New transitional fossil snakeflies from China illuminate the early evolution of Raphidioptera
1 Department of Entomology, China Agricultural University, Beijing 100193, China
2 College of Life Sciences, Capital Normal University, Beijing 100048, China
BMC Evolutionary Biology 2014, 14:84 doi:10.1186/1471-2148-14-84Published: 18 April 2014
Raphidioptera (snakeflies) is a holometabolous order of the superorder Neuropterida characterized by the narrowly elongate adult prothorax and the long female ovipositor. Mesozoic snakeflies were markedly more diverse than the modern ones are. However, the evolutionary history of Raphidioptera is largely unexplored, as a result of the poorly studied phylogeny among fossil and extant lineages within the order.
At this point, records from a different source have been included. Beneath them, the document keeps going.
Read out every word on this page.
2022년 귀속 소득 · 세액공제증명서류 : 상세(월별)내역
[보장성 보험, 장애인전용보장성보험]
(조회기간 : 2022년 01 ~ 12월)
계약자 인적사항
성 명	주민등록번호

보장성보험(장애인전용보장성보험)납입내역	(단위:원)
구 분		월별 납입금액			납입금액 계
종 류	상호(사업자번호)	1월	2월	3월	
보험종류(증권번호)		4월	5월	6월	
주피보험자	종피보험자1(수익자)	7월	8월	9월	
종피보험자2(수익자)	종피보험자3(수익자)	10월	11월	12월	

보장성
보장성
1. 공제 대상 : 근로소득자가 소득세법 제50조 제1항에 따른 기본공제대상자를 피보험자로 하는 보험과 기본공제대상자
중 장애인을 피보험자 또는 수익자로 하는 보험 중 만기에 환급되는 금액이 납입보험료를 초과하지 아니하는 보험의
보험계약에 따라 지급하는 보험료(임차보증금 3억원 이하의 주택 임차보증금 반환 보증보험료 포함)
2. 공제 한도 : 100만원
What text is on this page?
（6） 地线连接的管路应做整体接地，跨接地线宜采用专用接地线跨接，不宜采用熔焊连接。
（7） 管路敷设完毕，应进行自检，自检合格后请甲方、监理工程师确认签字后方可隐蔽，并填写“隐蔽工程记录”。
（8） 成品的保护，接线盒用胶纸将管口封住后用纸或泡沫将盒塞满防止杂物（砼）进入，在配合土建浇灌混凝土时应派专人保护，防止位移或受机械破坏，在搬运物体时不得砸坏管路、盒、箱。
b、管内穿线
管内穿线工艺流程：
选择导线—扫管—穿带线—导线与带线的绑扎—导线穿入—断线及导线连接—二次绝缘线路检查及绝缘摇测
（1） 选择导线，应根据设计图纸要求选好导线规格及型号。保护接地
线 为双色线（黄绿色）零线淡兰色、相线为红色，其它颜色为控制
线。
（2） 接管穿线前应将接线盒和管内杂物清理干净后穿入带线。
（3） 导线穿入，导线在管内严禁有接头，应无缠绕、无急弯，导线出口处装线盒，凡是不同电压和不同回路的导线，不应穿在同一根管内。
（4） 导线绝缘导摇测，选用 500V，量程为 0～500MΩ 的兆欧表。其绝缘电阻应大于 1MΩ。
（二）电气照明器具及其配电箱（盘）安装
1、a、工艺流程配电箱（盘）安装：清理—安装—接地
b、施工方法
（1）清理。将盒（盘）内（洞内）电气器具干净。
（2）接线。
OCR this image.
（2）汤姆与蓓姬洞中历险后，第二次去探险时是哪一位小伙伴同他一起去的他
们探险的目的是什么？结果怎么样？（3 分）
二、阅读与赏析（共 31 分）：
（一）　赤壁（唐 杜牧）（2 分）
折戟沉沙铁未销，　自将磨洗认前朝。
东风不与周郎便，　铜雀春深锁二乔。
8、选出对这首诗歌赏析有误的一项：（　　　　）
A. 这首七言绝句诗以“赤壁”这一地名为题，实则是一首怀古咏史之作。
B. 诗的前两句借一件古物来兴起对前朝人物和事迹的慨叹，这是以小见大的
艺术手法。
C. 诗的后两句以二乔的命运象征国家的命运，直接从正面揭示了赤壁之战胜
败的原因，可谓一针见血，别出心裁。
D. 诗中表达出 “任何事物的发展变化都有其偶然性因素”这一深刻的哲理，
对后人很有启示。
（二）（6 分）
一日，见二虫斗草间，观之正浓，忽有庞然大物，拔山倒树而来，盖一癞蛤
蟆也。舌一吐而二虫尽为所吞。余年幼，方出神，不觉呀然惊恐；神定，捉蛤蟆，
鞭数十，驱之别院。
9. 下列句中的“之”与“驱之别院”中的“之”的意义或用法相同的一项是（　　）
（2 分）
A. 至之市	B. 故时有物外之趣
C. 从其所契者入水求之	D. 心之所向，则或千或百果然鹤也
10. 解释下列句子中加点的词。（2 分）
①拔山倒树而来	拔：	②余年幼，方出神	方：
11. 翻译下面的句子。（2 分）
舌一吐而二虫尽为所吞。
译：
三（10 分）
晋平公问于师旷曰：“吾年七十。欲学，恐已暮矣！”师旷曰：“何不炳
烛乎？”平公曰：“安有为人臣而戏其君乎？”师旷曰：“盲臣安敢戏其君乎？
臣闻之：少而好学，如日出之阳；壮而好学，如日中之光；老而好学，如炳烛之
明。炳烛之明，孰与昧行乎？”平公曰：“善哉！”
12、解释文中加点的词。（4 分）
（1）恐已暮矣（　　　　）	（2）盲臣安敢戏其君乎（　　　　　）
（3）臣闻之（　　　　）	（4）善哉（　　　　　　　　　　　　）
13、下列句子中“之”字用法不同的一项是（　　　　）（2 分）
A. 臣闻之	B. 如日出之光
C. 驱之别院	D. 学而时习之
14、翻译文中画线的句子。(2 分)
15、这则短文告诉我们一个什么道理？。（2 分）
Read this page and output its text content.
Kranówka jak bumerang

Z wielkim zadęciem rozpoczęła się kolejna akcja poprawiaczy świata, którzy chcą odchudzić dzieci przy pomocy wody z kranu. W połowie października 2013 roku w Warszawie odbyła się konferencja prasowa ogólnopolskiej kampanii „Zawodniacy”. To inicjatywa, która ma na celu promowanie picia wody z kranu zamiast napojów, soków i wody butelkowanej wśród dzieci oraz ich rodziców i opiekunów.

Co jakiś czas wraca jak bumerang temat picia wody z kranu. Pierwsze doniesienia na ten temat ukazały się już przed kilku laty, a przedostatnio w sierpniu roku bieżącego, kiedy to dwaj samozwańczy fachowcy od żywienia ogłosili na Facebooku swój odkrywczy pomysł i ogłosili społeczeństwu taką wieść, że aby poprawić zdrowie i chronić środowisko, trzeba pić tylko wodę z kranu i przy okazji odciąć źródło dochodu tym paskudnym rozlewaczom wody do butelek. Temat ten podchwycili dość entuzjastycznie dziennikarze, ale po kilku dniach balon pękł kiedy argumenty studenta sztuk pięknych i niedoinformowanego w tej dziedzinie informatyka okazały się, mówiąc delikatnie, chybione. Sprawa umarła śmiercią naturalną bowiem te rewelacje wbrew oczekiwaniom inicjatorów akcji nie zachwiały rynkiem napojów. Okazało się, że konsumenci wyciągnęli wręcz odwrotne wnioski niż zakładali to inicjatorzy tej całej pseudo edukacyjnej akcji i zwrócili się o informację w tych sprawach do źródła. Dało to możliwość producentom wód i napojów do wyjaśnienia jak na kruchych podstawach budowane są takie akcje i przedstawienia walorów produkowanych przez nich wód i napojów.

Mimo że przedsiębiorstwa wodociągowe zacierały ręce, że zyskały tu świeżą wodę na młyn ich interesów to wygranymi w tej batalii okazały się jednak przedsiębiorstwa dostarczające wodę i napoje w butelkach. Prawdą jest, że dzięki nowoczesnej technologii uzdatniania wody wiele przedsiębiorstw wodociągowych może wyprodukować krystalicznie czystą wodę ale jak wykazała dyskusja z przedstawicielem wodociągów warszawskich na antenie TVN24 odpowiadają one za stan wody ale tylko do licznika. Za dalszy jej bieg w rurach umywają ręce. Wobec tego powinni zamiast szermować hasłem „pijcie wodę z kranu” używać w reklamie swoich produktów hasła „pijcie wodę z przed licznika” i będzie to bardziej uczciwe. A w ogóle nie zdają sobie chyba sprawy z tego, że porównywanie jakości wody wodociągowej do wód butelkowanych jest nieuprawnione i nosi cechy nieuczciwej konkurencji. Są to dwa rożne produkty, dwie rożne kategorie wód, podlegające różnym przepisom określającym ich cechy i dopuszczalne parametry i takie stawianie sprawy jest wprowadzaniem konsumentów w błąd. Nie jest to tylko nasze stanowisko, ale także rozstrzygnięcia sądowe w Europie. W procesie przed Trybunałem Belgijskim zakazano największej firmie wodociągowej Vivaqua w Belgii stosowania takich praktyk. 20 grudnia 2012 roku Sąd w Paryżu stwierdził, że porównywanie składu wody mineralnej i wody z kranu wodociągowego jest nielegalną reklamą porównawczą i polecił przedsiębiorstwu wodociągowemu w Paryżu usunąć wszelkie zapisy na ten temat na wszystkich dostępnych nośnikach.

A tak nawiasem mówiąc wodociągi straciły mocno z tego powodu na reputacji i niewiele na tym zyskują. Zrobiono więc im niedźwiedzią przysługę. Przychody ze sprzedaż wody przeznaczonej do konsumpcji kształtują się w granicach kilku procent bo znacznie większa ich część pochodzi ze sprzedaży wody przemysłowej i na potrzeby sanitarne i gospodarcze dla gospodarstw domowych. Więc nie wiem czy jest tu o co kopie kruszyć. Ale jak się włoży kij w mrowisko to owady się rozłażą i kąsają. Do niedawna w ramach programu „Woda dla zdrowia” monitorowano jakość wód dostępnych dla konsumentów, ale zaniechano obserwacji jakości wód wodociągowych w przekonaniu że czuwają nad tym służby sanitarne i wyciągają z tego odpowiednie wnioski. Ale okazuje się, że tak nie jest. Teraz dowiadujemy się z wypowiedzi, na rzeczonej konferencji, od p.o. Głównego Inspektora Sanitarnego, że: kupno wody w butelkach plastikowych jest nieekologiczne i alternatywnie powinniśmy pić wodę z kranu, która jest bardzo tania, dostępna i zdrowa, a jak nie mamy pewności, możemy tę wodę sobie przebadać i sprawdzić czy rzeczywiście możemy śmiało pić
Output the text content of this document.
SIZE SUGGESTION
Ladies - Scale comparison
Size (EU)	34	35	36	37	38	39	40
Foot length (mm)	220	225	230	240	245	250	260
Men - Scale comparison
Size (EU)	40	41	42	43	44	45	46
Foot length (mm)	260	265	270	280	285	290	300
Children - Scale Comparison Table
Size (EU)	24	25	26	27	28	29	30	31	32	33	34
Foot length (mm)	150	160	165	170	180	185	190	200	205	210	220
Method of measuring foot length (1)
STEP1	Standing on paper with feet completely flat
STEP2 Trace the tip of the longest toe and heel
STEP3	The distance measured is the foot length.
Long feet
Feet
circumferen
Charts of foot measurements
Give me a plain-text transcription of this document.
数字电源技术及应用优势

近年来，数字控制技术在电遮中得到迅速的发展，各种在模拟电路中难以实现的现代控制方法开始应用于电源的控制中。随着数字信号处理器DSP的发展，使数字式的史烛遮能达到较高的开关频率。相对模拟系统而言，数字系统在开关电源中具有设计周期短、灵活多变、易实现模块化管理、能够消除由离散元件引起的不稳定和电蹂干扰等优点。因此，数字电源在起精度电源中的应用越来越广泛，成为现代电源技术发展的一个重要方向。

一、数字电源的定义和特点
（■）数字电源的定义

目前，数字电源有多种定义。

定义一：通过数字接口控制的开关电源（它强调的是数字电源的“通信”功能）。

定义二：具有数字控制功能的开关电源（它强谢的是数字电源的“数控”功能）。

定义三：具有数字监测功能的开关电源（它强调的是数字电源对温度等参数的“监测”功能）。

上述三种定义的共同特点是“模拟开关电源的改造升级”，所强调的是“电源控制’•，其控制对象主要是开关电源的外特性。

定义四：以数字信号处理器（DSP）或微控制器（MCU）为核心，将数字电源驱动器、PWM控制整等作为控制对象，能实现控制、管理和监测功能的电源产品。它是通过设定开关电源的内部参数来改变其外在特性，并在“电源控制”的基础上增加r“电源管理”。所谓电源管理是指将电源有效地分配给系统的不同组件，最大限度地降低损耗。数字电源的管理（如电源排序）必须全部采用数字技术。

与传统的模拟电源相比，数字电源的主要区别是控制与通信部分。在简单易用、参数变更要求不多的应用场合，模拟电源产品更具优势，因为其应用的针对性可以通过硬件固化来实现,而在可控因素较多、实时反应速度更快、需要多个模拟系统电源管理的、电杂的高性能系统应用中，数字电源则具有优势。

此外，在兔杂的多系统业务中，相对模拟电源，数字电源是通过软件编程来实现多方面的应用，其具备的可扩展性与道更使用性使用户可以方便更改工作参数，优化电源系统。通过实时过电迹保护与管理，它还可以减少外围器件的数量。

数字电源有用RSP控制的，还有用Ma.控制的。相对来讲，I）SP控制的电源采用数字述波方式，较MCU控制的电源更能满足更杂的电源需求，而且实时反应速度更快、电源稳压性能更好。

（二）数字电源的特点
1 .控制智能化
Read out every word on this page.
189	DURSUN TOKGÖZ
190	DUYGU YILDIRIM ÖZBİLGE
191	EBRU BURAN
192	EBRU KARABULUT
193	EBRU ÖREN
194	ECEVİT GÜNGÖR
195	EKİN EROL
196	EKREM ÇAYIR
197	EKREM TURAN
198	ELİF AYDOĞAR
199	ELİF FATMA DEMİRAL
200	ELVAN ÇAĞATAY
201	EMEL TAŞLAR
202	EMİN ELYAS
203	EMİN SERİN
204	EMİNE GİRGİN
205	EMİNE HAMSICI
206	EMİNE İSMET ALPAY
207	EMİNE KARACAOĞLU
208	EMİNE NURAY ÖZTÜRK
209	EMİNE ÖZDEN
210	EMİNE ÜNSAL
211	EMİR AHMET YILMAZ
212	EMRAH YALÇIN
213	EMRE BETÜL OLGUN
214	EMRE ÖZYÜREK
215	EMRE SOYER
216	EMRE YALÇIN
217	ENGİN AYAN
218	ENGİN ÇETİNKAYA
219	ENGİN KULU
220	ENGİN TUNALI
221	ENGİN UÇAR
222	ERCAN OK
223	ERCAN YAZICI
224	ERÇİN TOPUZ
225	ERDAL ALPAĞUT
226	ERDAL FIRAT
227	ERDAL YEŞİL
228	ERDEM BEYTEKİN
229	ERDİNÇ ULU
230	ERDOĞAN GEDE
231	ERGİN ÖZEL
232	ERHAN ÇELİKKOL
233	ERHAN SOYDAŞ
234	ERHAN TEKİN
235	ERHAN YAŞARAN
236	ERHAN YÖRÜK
In this paper, we report a new snakefly family, Juroraphidiidae fam. nov., based on exquisitely preserved fossils, attributed to a new species Juroraphidia longicollumgen. et sp. nov., from the Jiulongshan Formation (Middle Jurassic) in Inner Mongolia, China. The new family is characterized by an unexpected combination of plesiomorphic and apomorphic characters of Raphidioptera. Based on our phylogenetic analysis, Juroraphidiidae fam. nov. together with Raphidiomorpha form a monophyletic clade, which is the sister to Priscaenigmatomorpha. The snakefly affinity of Priscaenigmatomorpha is confirmed and another new family, Chrysoraphidiidae fam. nov., is erected in this suborder.
Juroraphidiidae fam. nov. is determined to be a transitional lineage between Priscaenigmatomorpha and Raphidiomorpha. Diversification of higher snakefly taxa had occurred by the Early Jurassic, suggesting that these insects had already had a long but undocumented history by this time.